Dimension verlagert (HIX 1999b). Die Konfliktlinien innerhalb des Ministerrates verlaufen dagegen entlang nationalstaatlicher Grenzen, da ein MS nur mit einer einzelnen Präferenzposition vertreten sein kann. Deshalb werden nur die territorialen Interessenunterschiede sichtbar.

Wie bereits im Forschungsdesign dargestellt, umfasst der DEU eine breite Spanne von Politikbereichen unter den verschiedenen Entscheidungsverfahren und Abstimmungsregeln.

In den Ausführungen zum Untersuchungszeitraum hatte ich argumentiert, dass in meiner Untersuchung die Präferenzprofile der MS für den Zeitraum nach 1995, nach den letzten Beitritten der nördlichen MS Finnland, Österreich und Schweden, repräsentiert werden können. Nach Durchführung der Analysen möchte ich die Generalisierbarkeit meiner Ergebnisse vorsichtig beschränken auf die insgesamt als sehr stabil befundene Nord/Süd-Dimension. Diese ist nicht von der Wahl der Methode abhängig und scheint daneben auch über eine große Zahl unterschiedlicher Themen Bestand zu haben. Dies gilt in gleichem Maße für keine der anderen gefundenen Konfliktlinien, die alle stärker von spezifischen Themen abhängen67.

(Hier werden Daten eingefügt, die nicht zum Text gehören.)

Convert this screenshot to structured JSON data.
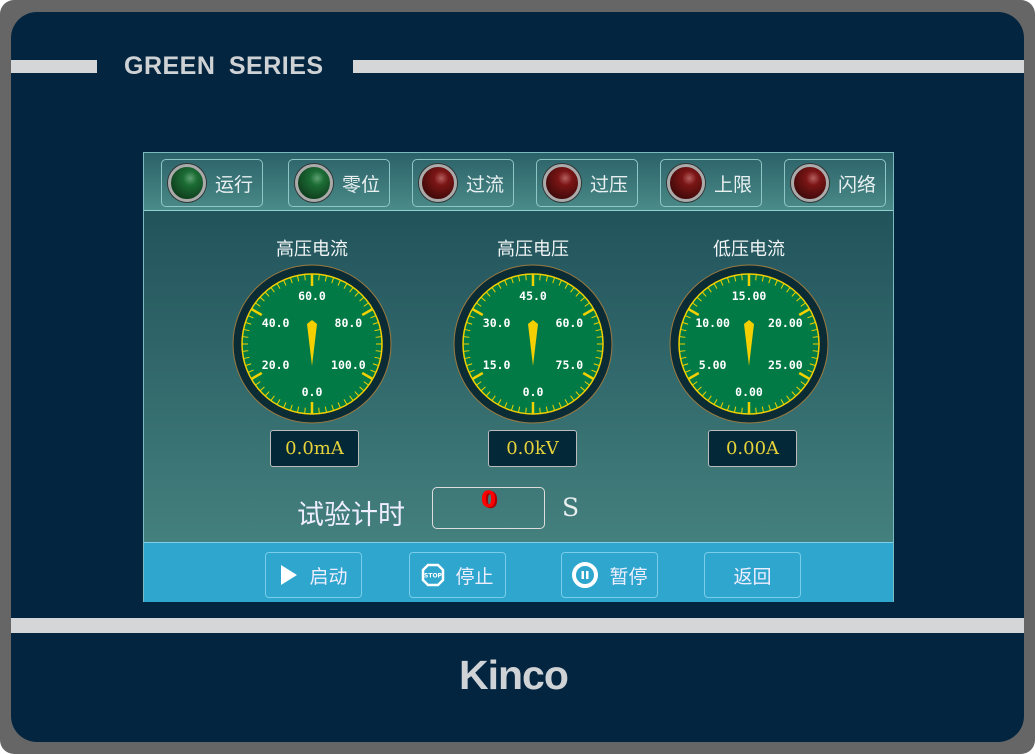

Eine Verallgemeinerung meiner in Fallstudien durchgeführten Analysen der nationalen Vorverhandlungen ist ungleich schwieriger, da meine Beobachtungen auf einer recht geringen Fallzahl beruhen. Dennoch sind die Ergebnisse hier weitgehend eindeutig. Bei den nationalen Vorverhandlungen lassen sich die Akteure zum größten Teil mit unterschiedlichen Positionen auf einer Links/Rechts-Achse abbilden.

67 Als zweite relativ stabile Konfliktlinie konnte eine Verbraucherschutzdimension identifiziert werden. Diese beruht allerdings auf einer geringeren Anzahl der Themen und weniger konsistenten Präferenzen der MS, weshalb sie weniger klar zu identifizieren ist.